The Waterfall House has at its center a two story, 20-foot diameter yurt.  On the second story is a large bedroom with a 360 view and a bathtub.  The left side extension houses a water closet with the hot water heater and hydronic valves and in front of that a toilet and sink.  The other extension is closet with a door to a small deck. A compromise with SunRay was necessary to keep the closet, a feature missing in many of his early houses. He got his door and deck and I got a closet.  It is affectionately now called the door to Narnia.

On the first floor is a bedroom with a shower built from framed up sheets of tempered glass, painted, and sealed on the outside.  The downstairs toilet and sink are on the other side of the lovely cob wall in the green house. Both the bedroom and kitchen both have double paned windows installed in their roofs for natural overhead light.  Off the kitchen is a laundry room and off the living room is a mudroom and back door.

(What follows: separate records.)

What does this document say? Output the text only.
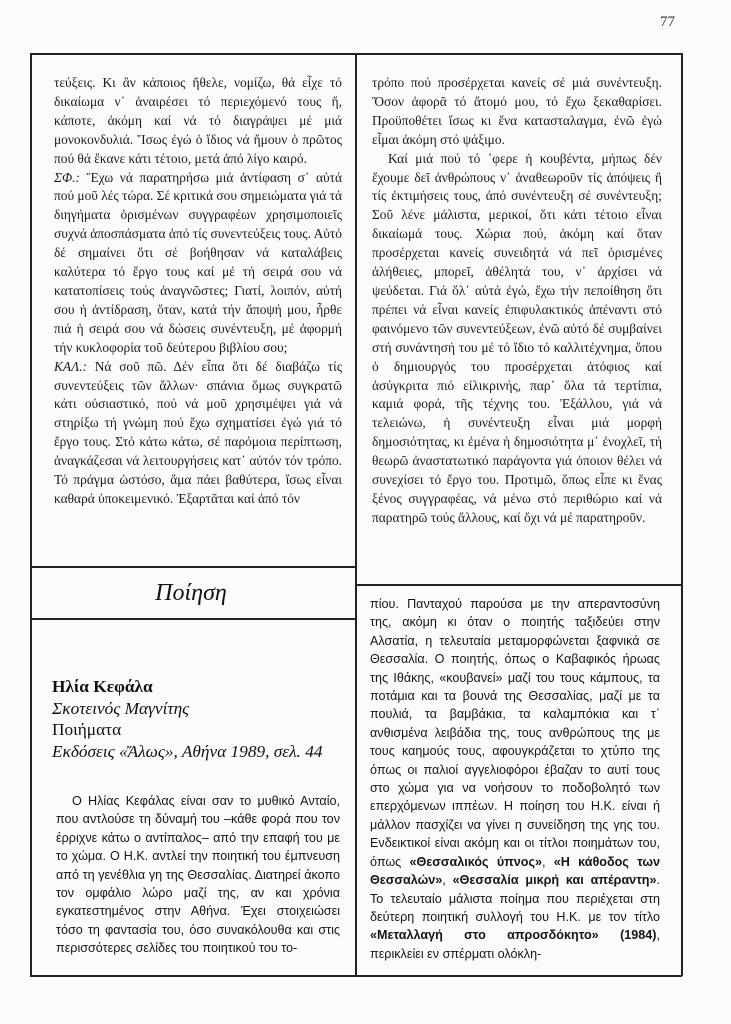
77

τεύξεις. Κι ἂν κάποιος ἤθελε, νομίζω, θά εἶχε τό δικαίωμα ν᾽ ἀναιρέσει τό περιεχόμενό τους ἤ, κάποτε, ἀκόμη καί νά τό διαγράψει μέ μιά μονοκονδυλιά. Ἴσως ἐγώ ὁ ἴδιος νά ἤμουν ὁ πρῶτος πού θά ἔκανε κάτι τέτοιο, μετά ἀπό λίγο καιρό.

ΣΦ.: Ἔχω νά παρατηρήσω μιά ἀντίφαση σ᾽ αὐτά πού μοῦ λές τώρα. Σέ κριτικά σου σημειώματα γιά τά διηγήματα ὁρισμένων συγγραφέων χρησιμοποιεῖς συχνά ἀποσπάσματα ἀπό τίς συνεντεύξεις τους. Αὐτό δέ σημαίνει ὅτι σέ βοήθησαν νά καταλάβεις καλύτερα τό ἔργο τους καί μέ τή σειρά σου νά κατατοπίσεις τούς ἀναγνῶστες; Γιατί, λοιπόν, αὐτή σου ἡ ἀντίδραση, ὅταν, κατά τήν ἄποψή μου, ἦρθε πιά ἡ σειρά σου νά δώσεις συνέντευξη, μέ ἀφορμή τήν κυκλοφορία τοῦ δεύτερου βιβλίου σου;

ΚΑΛ.: Νά σοῦ πῶ. Δέν εἶπα ὅτι δέ διαβάζω τίς συνεντεύξεις τῶν ἄλλων· σπάνια ὅμως συγκρατῶ κάτι οὐσιαστικό, πού νά μοῦ χρησιμέψει γιά νά στηρίξω τή γνώμη πού ἔχω σχηματίσει ἐγώ γιά τό ἔργο τους. Στό κάτω κάτω, σέ παρόμοια περίπτωση, ἀναγκάζεσαι νά λειτουργήσεις κατ᾽ αὐτόν τόν τρόπο. Τό πράγμα ὡστόσο, ἅμα πάει βαθύτερα, ἴσως εἶναι καθαρά ὑποκειμενικό. Ἐξαρτᾶται καί ἀπό τόν

τρόπο πού προσέρχεται κανείς σέ μιά συνέντευξη. Ὅσον ἀφορᾶ τό ἄτομό μου, τό ἔχω ξεκαθαρίσει. Προϋποθέτει ἴσως κι ἕνα κατασταλαγμα, ἐνῶ ἐγώ εἶμαι ἀκόμη στό ψάξιμο.

Καί μιά πού τό ᾽φερε ἡ κουβέντα, μήπως δέν ἔχουμε δεῖ ἀνθρώπους ν᾽ ἀναθεωροῦν τίς ἀπόψεις ἤ τίς ἐκτιμήσεις τους, ἀπό συνέντευξη σέ συνέντευξη; Σοῦ λένε μάλιστα, μερικοί, ὅτι κάτι τέτοιο εἶναι δικαίωμά τους. Χώρια πού, ἀκόμη καί ὅταν προσέρχεται κανείς συνειδητά νά πεῖ ὁρισμένες ἀλήθειες, μπορεῖ, ἀθέλητά του, ν᾽ ἀρχίσει νά ψεύδεται. Γιά ὅλ᾽ αὐτά ἐγώ, ἔχω τήν πεποίθηση ὅτι πρέπει νά εἶναι κανείς ἐπιφυλακτικός ἀπέναντι στό φαινόμενο τῶν συνεντεύξεων, ἐνῶ αὐτό δέ συμβαίνει στή συνάντησή του μέ τό ἴδιο τό καλλιτέχνημα, ὅπου ὁ δημιουργός του προσέρχεται ἀτόφιος καί ἀσύγκριτα πιό εἰλικρινής, παρ᾽ ὅλα τά τερτίπια, καμιά φορά, τῆς τέχνης του. Ἐξάλλου, γιά νά τελειώνω, ἡ συνέντευξη εἶναι μιά μορφή δημοσιότητας, κι ἐμένα ἡ δημοσιότητα μ᾽ ἐνοχλεῖ, τή θεωρῶ ἀναστατωτικό παράγοντα γιά ὁποιον θέλει νά συνεχίσει τό ἔργο του. Προτιμῶ, ὅπως εἶπε κι ἕνας ξένος συγγραφέας, νά μένω στό περιθώριο καί νά παρατηρῶ τούς ἄλλους, καί ὄχι νά μέ παρατηροῦν.

Ποίηση
Ηλία Κεφάλα
Σκοτεινός Μαγνίτης
Ποιήματα
Εκδόσεις «Ἄλως», Αθήνα 1989, σελ. 44

Ο Ηλίας Κεφάλας είναι σαν το μυθικό Ανταίο, που αντλούσε τη δύναμή του –κάθε φορά που τον έρριχνε κάτω ο αντίπαλος– από την επαφή του με το χώμα. Ο Η.Κ. αντλεί την ποιητική του έμπνευση από τη γενέθλια γη της Θεσσαλίας. Διατηρεί άκοπο τον ομφάλιο λώρο μαζί της, αν και χρόνια εγκατεστημένος στην Αθήνα. Έχει στοιχειώσει τόσο τη φαντασία του, όσο συνακόλουθα και στις περισσότερες σελίδες του ποιητικού του το-

πίου. Πανταχού παρούσα με την απεραντοσύνη της, ακόμη κι όταν ο ποιητής ταξιδεύει στην Αλσατία, η τελευταία μεταμορφώνεται ξαφνικά σε Θεσσαλία. Ο ποιητής, όπως ο Καβαφικός ήρωας της Ιθάκης, «κουβανεί» μαζί του τους κάμπους, τα ποτάμια και τα βουνά της Θεσσαλίας, μαζί με τα πουλιά, τα βαμβάκια, τα καλαμπόκια και τ᾽ ανθισμένα λειβάδια της, τους ανθρώπους της με τους καημούς τους, αφουγκράζεται το χτύπο της όπως οι παλιοί αγγελιοφόροι έβαζαν το αυτί τους στο χώμα για να νοήσουν το ποδοβολητό των επερχόμενων ιππέων. Η ποίηση του Η.Κ. είναι ή μάλλον πασχίζει να γίνει η συνείδηση της γης του. Ενδεικτικοί είναι ακόμη και οι τίτλοι ποιημάτων του, όπως «Θεσσαλικός ύπνος», «Η κάθοδος των Θεσσαλών», «Θεσσαλία μικρή και απέραντη». Το τελευταίο μάλιστα ποίημα που περιέχεται στη δεύτερη ποιητική συλλογή του Η.Κ. με τον τίτλο «Μεταλλαγή στο απροσδόκητο» (1984), περικλείει εν σπέρματι ολόκλη-
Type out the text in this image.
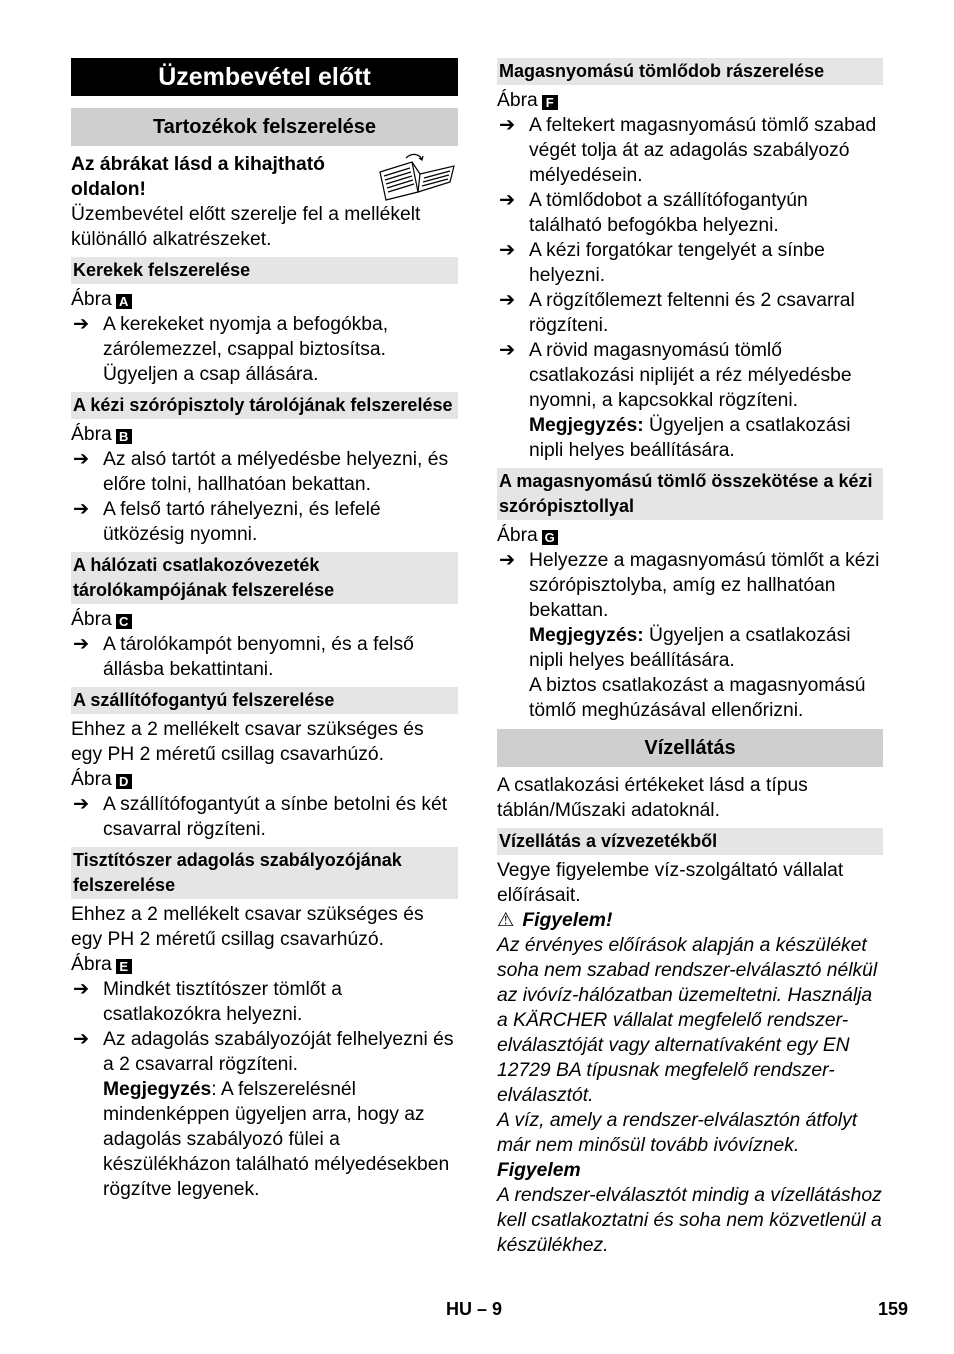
Üzembevétel előtt
Tartozékok felszerelése

Az ábrákat lásd a kihajtható oldalon!

Üzembevétel előtt szerelje fel a mellékelt különálló alkatrészeket.

Kerekek felszerelése

Ábra A

➔ A kerekeket nyomja a befogókba, zárólemezzel, csappal biztosítsa. Ügyeljen a csap állására.
A kézi szórópisztoly tárolójának felszerelése

Ábra B

➔ Az alsó tartót a mélyedésbe helyezni, és előre tolni, hallhatóan bekattan.
➔ A felső tartó ráhelyezni, és lefelé ütközésig nyomni.
A hálózati csatlakozóvezeték tárolókampójának felszerelése

Ábra C

➔ A tárolókampót benyomni, és a felső állásba bekattintani.
A szállítófogantyú felszerelése

Ehhez a 2 mellékelt csavar szükséges és egy PH 2 méretű csillag csavarhúzó.

Ábra D

➔ A szállítófogantyút a sínbe betolni és két csavarral rögzíteni.
Tisztítószer adagolás szabályozójának felszerelése

Ehhez a 2 mellékelt csavar szükséges és egy PH 2 méretű csillag csavarhúzó.

Ábra E

➔ Mindkét tisztítószer tömlőt a csatlakozókra helyezni.
➔ Az adagolás szabályozóját felhelyezni és a 2 csavarral rögzíteni.

Megjegyzés: A felszerelésnél mindenképpen ügyeljen arra, hogy az adagolás szabályozó fülei a készülékházon található mélyedésekben rögzítve legyenek.

Magasnyomású tömlődob rászerelése

Ábra F

➔ A feltekert magasnyomású tömlő szabad végét tolja át az adagolás szabályozó mélyedésein.
➔ A tömlődobot a szállítófogantyún található befogókba helyezni.
➔ A kézi forgatókar tengelyét a sínbe helyezni.
➔ A rögzítőlemezt feltenni és 2 csavarral rögzíteni.
➔ A rövid magasnyomású tömlő csatlakozási niplijét a réz mélyedésbe nyomni, a kapcsokkal rögzíteni.

Megjegyzés: Ügyeljen a csatlakozási nipli helyes beállítására.

A magasnyomású tömlő összekötése a kézi szórópisztollyal

Ábra G

➔ Helyezze a magasnyomású tömlőt a kézi szórópisztolyba, amíg ez hallhatóan bekattan.

Megjegyzés: Ügyeljen a csatlakozási nipli helyes beállítására.

A biztos csatlakozást a magasnyomású tömlő meghúzásával ellenőrizni.

Vízellátás

A csatlakozási értékeket lásd a típus táblán/Műszaki adatoknál.

Vízellátás a vízvezetékből

Vegye figyelembe víz-szolgáltató vállalat előírásait.

⚠ Figyelem!

Az érvényes előírások alapján a készüléket soha nem szabad rendszer-elválasztó nélkül az ivóvíz-hálózatban üzemeltetni. Használja a KÄRCHER vállalat megfelelő rendszer-elválasztóját vagy alternatívaként egy EN 12729 BA típusnak megfelelő rendszer-elválasztót.

A víz, amely a rendszer-elválasztón átfolyt már nem minősül tovább ivóvíznek.

Figyelem

A rendszer-elválasztót mindig a vízellátáshoz kell csatlakoztatni és soha nem közvetlenül a készülékhez.

HU – 9	159
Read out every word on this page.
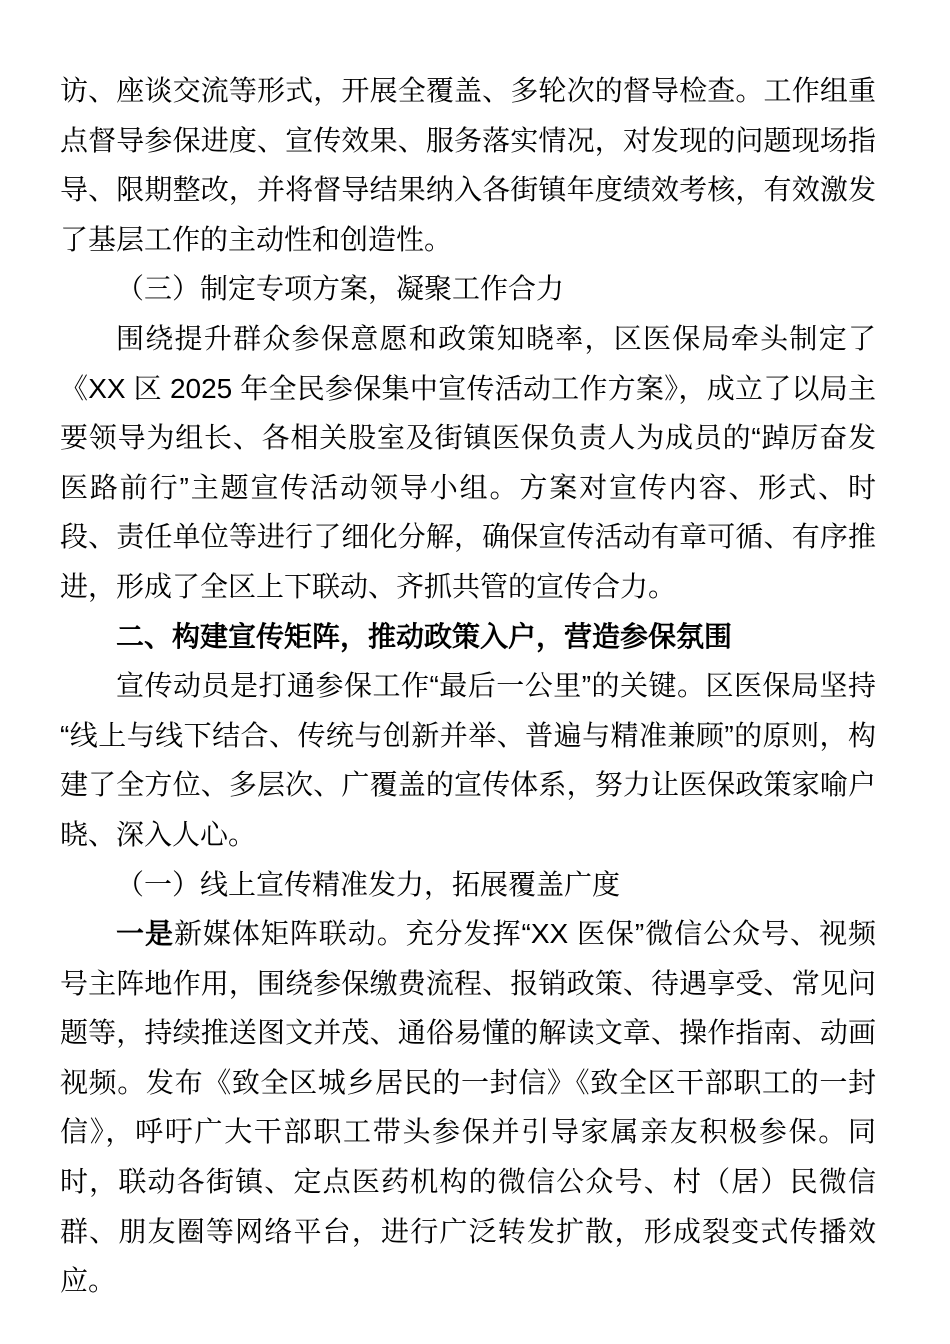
访、座谈交流等形式，开展全覆盖、多轮次的督导检查。工作组重点督导参保进度、宣传效果、服务落实情况，对发现的问题现场指导、限期整改，并将督导结果纳入各街镇年度绩效考核，有效激发了基层工作的主动性和创造性。

（三）制定专项方案，凝聚工作合力

围绕提升群众参保意愿和政策知晓率，区医保局牵头制定了《XX 区 2025 年全民参保集中宣传活动工作方案》，成立了以局主要领导为组长、各相关股室及街镇医保负责人为成员的“踔厉奋发医路前行”主题宣传活动领导小组。方案对宣传内容、形式、时段、责任单位等进行了细化分解，确保宣传活动有章可循、有序推进，形成了全区上下联动、齐抓共管的宣传合力。

二、构建宣传矩阵，推动政策入户，营造参保氛围

宣传动员是打通参保工作“最后一公里”的关键。区医保局坚持“线上与线下结合、传统与创新并举、普遍与精准兼顾”的原则，构建了全方位、多层次、广覆盖的宣传体系，努力让医保政策家喻户晓、深入人心。

（一）线上宣传精准发力，拓展覆盖广度

一是新媒体矩阵联动。充分发挥“XX 医保”微信公众号、视频号主阵地作用，围绕参保缴费流程、报销政策、待遇享受、常见问题等，持续推送图文并茂、通俗易懂的解读文章、操作指南、动画视频。发布《致全区城乡居民的一封信》《致全区干部职工的一封信》，呼吁广大干部职工带头参保并引导家属亲友积极参保。同时，联动各街镇、定点医药机构的微信公众号、村（居）民微信群、朋友圈等网络平台，进行广泛转发扩散，形成裂变式传播效应。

The living roof is 45-mil epdm pond liner over rigid foam insulation on top of the cedar T&G ceiling.  By laying down flakes of straw before adding lightweight soil or mulch we find we don't even have to build an edge around the roof to hold the soil on.  We added seed for a cover crop to set roots quickly and transplant some indigenous plants for low maintenance. If fire is a concern in your area, a sprinkler can be added to keep the roof green.  In Lake Co. California that has a lot of fire regulation, we were able to permit a straw bale house with cob plaster and a living roof with a sprinkler.